Abstract

Orthogonal frequency-division multiplexing (OFDM) is a multicarrier modulation format in which the data are transmitted with a set of orthogonal subcarriers. Recently, this modulation format has been actively explored in the field of optical communications to take advantages of its high spectral efficiency and resilience to chromatic and polarization dispersion. However, to realize the optical OFDM at 100 Gb/s and beyond requires extremely high electronic bandwidth for the electronic signal processing elements. In this paper, we investigate orthogonal-band-multiplexed OFDM (OBM-OFDM) as a suitable modulation and multiplexing scheme for achieving bandwidth scalable and spectral efficient long-haul transmission systems. The OBM-OFDM signal can be implemented in either RF domain, or optical domain, or a combination of both domains.

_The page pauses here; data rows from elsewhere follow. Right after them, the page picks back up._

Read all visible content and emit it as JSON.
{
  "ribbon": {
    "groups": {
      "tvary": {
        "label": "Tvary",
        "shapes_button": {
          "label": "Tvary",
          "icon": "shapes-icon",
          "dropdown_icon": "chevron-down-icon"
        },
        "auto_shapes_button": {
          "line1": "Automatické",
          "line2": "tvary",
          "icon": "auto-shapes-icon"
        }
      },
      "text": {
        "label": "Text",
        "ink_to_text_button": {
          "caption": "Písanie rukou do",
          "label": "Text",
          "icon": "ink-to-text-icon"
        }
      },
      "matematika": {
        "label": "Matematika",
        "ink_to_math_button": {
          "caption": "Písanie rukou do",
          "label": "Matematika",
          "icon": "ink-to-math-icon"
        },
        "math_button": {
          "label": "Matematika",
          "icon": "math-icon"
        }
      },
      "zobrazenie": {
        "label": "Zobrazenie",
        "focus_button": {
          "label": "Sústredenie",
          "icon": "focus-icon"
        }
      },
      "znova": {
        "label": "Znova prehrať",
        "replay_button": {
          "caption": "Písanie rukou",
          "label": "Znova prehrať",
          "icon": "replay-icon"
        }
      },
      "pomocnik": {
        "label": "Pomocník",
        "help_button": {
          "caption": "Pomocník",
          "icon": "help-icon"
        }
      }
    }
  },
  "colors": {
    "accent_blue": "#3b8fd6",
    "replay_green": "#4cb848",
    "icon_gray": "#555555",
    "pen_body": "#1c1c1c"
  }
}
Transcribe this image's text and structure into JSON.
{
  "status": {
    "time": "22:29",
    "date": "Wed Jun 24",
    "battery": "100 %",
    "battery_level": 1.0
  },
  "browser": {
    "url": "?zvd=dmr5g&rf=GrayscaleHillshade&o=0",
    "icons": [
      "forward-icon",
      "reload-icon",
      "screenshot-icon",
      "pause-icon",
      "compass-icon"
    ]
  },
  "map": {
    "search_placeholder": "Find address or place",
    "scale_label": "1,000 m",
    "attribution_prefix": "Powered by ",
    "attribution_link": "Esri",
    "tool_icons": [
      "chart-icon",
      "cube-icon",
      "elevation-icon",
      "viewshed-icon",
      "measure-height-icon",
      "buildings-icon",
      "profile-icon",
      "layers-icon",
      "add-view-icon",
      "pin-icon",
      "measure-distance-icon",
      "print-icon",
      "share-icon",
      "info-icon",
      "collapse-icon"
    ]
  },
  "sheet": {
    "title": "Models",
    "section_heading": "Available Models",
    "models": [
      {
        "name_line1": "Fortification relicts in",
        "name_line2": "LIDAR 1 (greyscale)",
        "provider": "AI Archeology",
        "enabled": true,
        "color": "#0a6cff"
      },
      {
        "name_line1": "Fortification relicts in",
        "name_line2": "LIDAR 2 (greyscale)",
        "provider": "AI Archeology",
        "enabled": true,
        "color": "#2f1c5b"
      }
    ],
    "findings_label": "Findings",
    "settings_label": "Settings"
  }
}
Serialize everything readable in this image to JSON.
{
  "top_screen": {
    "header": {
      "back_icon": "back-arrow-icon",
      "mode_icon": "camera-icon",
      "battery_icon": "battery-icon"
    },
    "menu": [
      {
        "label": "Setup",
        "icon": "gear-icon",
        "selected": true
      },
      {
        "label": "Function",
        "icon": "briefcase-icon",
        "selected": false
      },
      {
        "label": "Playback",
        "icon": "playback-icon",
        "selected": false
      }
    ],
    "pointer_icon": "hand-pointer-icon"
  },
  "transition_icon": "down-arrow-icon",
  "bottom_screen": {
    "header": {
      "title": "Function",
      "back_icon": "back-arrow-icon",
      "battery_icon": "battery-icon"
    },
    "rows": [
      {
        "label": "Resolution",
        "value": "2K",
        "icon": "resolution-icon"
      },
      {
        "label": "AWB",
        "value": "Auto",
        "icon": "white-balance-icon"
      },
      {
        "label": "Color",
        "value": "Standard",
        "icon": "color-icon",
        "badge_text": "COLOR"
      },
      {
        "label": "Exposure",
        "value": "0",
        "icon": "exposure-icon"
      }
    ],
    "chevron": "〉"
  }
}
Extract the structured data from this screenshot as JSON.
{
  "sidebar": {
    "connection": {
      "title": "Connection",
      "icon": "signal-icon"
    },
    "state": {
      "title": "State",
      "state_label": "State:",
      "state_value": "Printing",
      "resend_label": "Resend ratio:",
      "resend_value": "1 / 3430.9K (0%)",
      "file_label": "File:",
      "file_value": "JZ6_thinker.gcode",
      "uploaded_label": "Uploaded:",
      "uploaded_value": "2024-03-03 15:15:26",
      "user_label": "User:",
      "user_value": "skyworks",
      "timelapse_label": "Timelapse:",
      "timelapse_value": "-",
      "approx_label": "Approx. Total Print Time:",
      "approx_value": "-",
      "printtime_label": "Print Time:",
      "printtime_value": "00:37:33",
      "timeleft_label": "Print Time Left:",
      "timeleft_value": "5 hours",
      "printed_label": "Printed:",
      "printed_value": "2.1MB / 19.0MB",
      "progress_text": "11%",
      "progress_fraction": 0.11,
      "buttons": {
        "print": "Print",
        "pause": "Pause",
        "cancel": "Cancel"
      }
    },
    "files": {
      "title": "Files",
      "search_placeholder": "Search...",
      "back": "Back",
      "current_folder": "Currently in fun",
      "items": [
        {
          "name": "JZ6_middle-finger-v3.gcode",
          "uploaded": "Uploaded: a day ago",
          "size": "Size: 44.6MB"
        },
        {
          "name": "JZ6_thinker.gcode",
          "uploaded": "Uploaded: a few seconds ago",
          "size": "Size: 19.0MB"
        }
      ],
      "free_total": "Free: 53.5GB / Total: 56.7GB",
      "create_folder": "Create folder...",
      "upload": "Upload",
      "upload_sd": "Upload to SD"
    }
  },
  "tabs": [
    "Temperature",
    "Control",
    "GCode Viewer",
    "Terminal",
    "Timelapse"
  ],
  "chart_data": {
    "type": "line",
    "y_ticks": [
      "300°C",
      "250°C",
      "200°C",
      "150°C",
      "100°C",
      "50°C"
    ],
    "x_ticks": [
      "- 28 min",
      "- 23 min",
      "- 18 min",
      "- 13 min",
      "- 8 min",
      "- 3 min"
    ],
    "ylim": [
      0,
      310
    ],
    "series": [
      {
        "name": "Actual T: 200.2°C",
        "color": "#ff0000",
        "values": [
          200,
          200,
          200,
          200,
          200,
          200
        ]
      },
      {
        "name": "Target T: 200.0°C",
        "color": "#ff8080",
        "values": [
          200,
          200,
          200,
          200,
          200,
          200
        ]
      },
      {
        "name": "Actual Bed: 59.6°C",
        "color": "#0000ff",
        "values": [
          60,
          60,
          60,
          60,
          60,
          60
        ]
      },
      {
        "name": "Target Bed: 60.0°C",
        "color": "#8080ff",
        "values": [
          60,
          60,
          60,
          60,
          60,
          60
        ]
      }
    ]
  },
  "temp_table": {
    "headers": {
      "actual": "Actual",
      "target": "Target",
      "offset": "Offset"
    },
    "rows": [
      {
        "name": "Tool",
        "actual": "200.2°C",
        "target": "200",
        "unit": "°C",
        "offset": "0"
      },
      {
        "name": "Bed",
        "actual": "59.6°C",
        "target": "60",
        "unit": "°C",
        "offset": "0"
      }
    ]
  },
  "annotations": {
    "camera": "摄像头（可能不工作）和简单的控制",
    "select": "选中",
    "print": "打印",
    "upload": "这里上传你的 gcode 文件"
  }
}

Using the scheme of OBM-OFDM, we show the successful transmission of 107 Gb/s data rate over 1000-km standard single-mode fiber (SSMF) without optical dispersion compensation and without Raman amplification. The demonstrated OBM-OFDM system is realized in optical domain which employs 2times2 MIMO-OFDM signal processing and achieves high optical spectral efficiency of 3.3 bit/s/Hz using 4-QAM encoding. Additionally, we perform numerical simulation of 107-Gb/s CO-OFDM transmission for both single-channel and wavelength-division-multiplexed (WDM) systems. We find that the Q -factor of OBM-OFDM measured using uniform filling of OFDM subbands is in fact more conservative, in particular, is 1.2 dB and 0.4 dB lower than using random filling for single-channel and WDM systems, respectively.